Proving Subspaces of R^m: Linear Combinations and Vector Forms

[jeffreylze]

Homework Statement

Show that the following are subspaces of R^m :

(a) The set of all linear combinations of the vectors (1,0,1,0) and (0,1,0,1) (of R^4)
(b) The set of all vectors of the form (a,b,a-b,a+b) of R^4

Homework Equations

The Attempt at a Solution

(a) If (1,0,1,0) and (0,1,0,1) span R^4 , they are subspaces.

(b) {a(1,0,1,1) + b(0,1,-1,1) | a,b $$\in$$R}
= span {(1,0,1,1) , (0,1,-1,1)}

Are my answers incomplete ?

 

[Focus]

To show its a subspace you need to show it is closed under the operation. What sort of space are we talking about here?
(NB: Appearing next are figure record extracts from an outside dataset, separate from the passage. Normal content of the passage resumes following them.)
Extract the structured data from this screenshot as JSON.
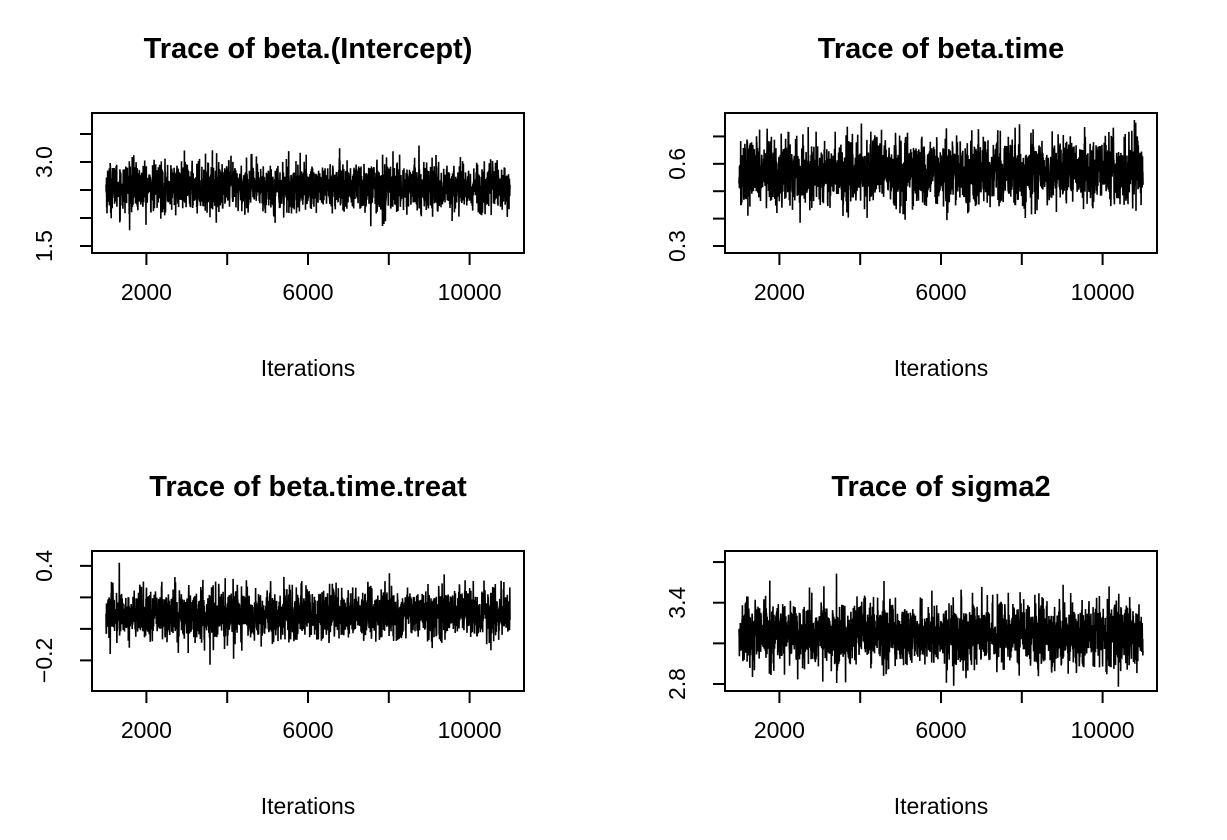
{
  "chart_data": [
    {
      "type": "line",
      "title": "Trace of beta.(Intercept)",
      "xlabel": "Iterations",
      "ylabel": "",
      "x_ticks": [
        2000,
        4000,
        6000,
        8000,
        10000
      ],
      "x_tick_labels": [
        "2000",
        "",
        "6000",
        "",
        "10000"
      ],
      "y_ticks": [
        1.5,
        2.0,
        2.5,
        3.0,
        3.5
      ],
      "y_tick_labels": [
        "1.5",
        "",
        "",
        "3.0",
        ""
      ],
      "xlim": [
        1000,
        11000
      ],
      "ylim": [
        1.5,
        3.75
      ],
      "series": [
        {
          "x_start": 1001,
          "x_end": 11000,
          "mean": 2.55,
          "spread": 0.22,
          "y_min": 1.5,
          "y_max": 3.55
        }
      ]
    },
    {
      "type": "line",
      "title": "Trace of beta.time",
      "xlabel": "Iterations",
      "ylabel": "",
      "x_ticks": [
        2000,
        4000,
        6000,
        8000,
        10000
      ],
      "x_tick_labels": [
        "2000",
        "",
        "6000",
        "",
        "10000"
      ],
      "y_ticks": [
        0.3,
        0.4,
        0.5,
        0.6,
        0.7
      ],
      "y_tick_labels": [
        "0.3",
        "",
        "",
        "0.6",
        ""
      ],
      "xlim": [
        1000,
        11000
      ],
      "ylim": [
        0.3,
        0.76
      ],
      "series": [
        {
          "x_start": 1001,
          "x_end": 11000,
          "mean": 0.57,
          "spread": 0.06,
          "y_min": 0.3,
          "y_max": 0.76
        }
      ]
    },
    {
      "type": "line",
      "title": "Trace of beta.time.treat",
      "xlabel": "Iterations",
      "ylabel": "",
      "x_ticks": [
        2000,
        4000,
        6000,
        8000,
        10000
      ],
      "x_tick_labels": [
        "2000",
        "",
        "6000",
        "",
        "10000"
      ],
      "y_ticks": [
        -0.2,
        0.0,
        0.2,
        0.4
      ],
      "y_tick_labels": [
        "−0.2",
        "",
        "",
        "0.4"
      ],
      "xlim": [
        1000,
        11000
      ],
      "ylim": [
        -0.35,
        0.45
      ],
      "series": [
        {
          "x_start": 1001,
          "x_end": 11000,
          "mean": 0.09,
          "spread": 0.08,
          "y_min": -0.33,
          "y_max": 0.42
        }
      ]
    },
    {
      "type": "line",
      "title": "Trace of sigma2",
      "xlabel": "Iterations",
      "ylabel": "",
      "x_ticks": [
        2000,
        4000,
        6000,
        8000,
        10000
      ],
      "x_tick_labels": [
        "2000",
        "",
        "6000",
        "",
        "10000"
      ],
      "y_ticks": [
        2.8,
        3.1,
        3.4,
        3.7
      ],
      "y_tick_labels": [
        "2.8",
        "",
        "3.4",
        ""
      ],
      "xlim": [
        1000,
        11000
      ],
      "ylim": [
        2.8,
        3.73
      ],
      "series": [
        {
          "x_start": 1001,
          "x_end": 11000,
          "mean": 3.16,
          "spread": 0.12,
          "y_min": 2.78,
          "y_max": 3.73
        }
      ]
    }
  ]
}
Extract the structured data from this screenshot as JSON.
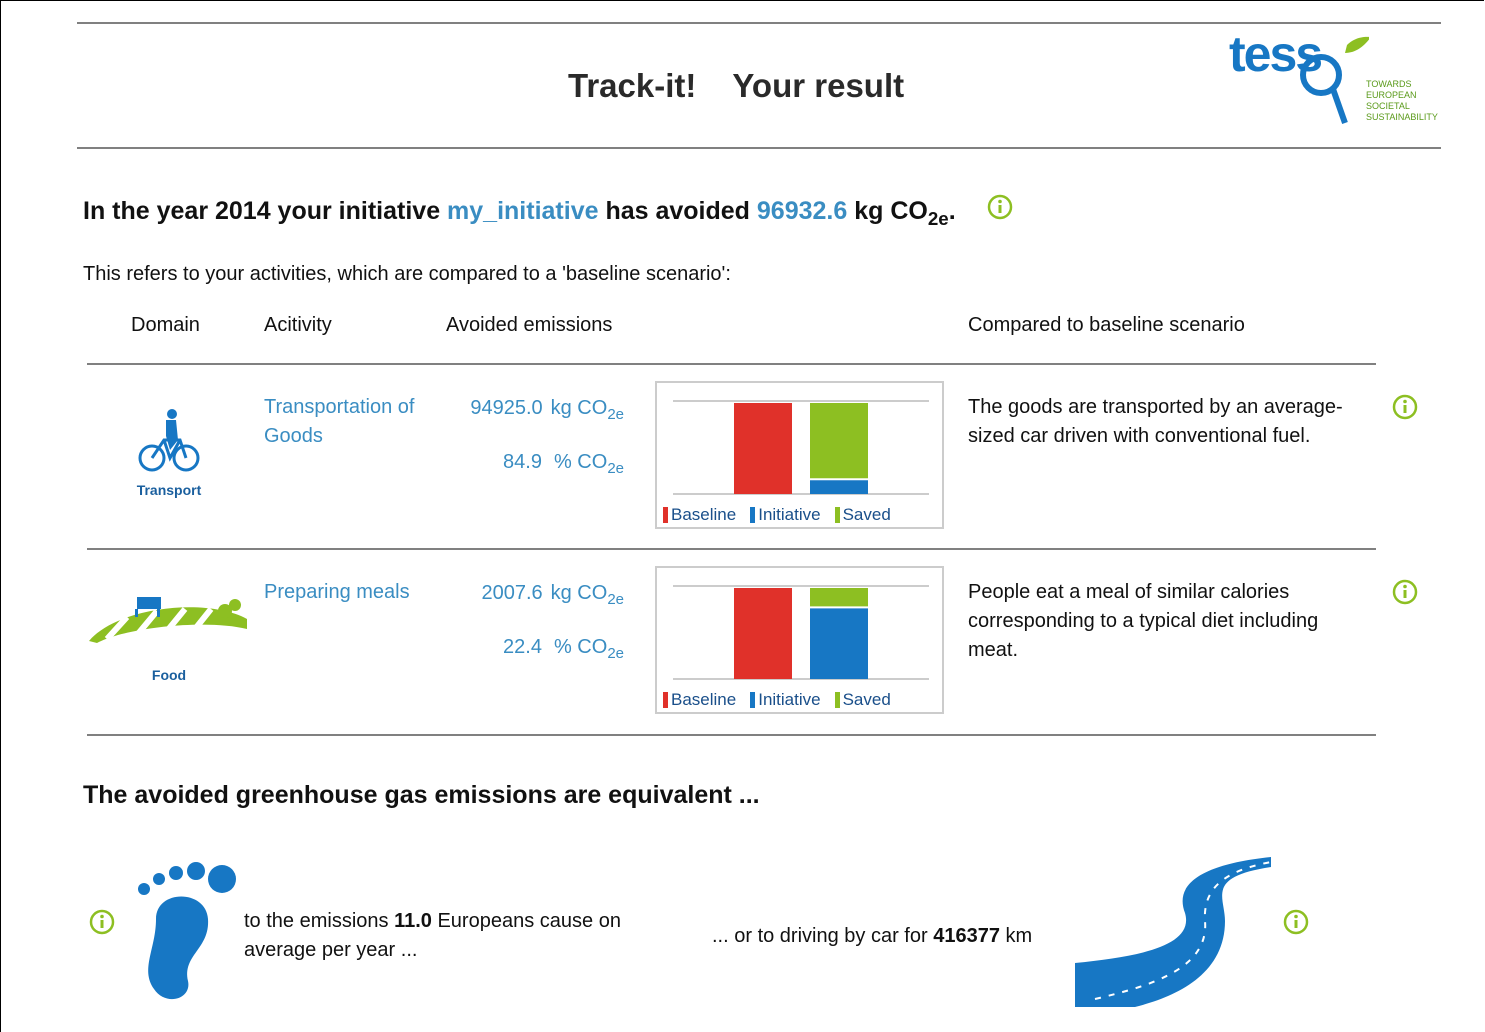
{
  "header": {
    "title": "Track-it!",
    "subtitle": "Your result",
    "logo": {
      "text": "tess",
      "tagline": [
        "TOWARDS",
        "EUROPEAN",
        "SOCIETAL",
        "SUSTAINABILITY"
      ]
    }
  },
  "summary": {
    "prefix": "In the year 2014 your initiative",
    "initiative": "my_initiative",
    "middle": "has avoided",
    "amount": "96932.6",
    "unit": "kg CO",
    "unit_sub": "2e",
    "end": "."
  },
  "intro": "This refers to your activities, which are compared to a 'baseline scenario':",
  "table": {
    "headers": [
      "Domain",
      "Acitivity",
      "Avoided emissions",
      "Compared to baseline scenario"
    ],
    "rows": [
      {
        "domain": "Transport",
        "activity": "Transportation of Goods",
        "kg": "94925.0",
        "kg_unit": "kg CO",
        "percent": "84.9",
        "percent_unit": "% CO",
        "sub": "2e",
        "description": "The goods are transported by an average-sized car driven with conventional fuel.",
        "chart": {
          "baseline": 100,
          "initiative": 15.1,
          "saved": 84.9
        }
      },
      {
        "domain": "Food",
        "activity": "Preparing meals",
        "kg": "2007.6",
        "kg_unit": "kg CO",
        "percent": "22.4",
        "percent_unit": "% CO",
        "sub": "2e",
        "description": "People eat a meal of similar calories corresponding to a typical diet including meat.",
        "chart": {
          "baseline": 100,
          "initiative": 77.6,
          "saved": 22.4
        }
      }
    ],
    "legend": [
      {
        "name": "Baseline",
        "color": "#e0312a"
      },
      {
        "name": "Initiative",
        "color": "#1777c4"
      },
      {
        "name": "Saved",
        "color": "#8dbf22"
      }
    ]
  },
  "equivalent": {
    "title": "The avoided greenhouse gas emissions are equivalent ...",
    "people": {
      "prefix": "to the emissions",
      "value": "11.0",
      "suffix": "Europeans cause on average per year ..."
    },
    "driving": {
      "prefix": "... or to driving by car for",
      "value": "416377",
      "unit": "km"
    }
  }
}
Vector spaces?

 

[Mark44]

Homework Statement

Show that the following are subspaces of R^m :

(a) The set of all linear combinations of the vectors (1,0,1,0) and (0,1,0,1) (of R^4)
(b) The set of all vectors of the form (a,b,a-b,a+b) of R^4

Homework Equations

The Attempt at a Solution

(a) If (1,0,1,0) and (0,1,0,1) span R^4 , they are subspaces.

Two vectors can't possibly span R^4, a vector space of dimension 4. Also, the vectors themselves aren't subspaces. You are supposed to show that the set of all linear combinations of these two vectors is a subspace of R^4. To do that show that:

1. The zero vector in R^4 is in this set (i.e., the set of linear combinations of the two vectors).
2. Any two vectors in this set is also in the set.
3. Any scalar multiple of a vector in this set is also in this set.

(b) {a(1,0,1,1) + b(0,1,-1,1) | a,b $$\in$$R}
= span {(1,0,1,1) , (0,1,-1,1)}

See above.

Are my answers incomplete ?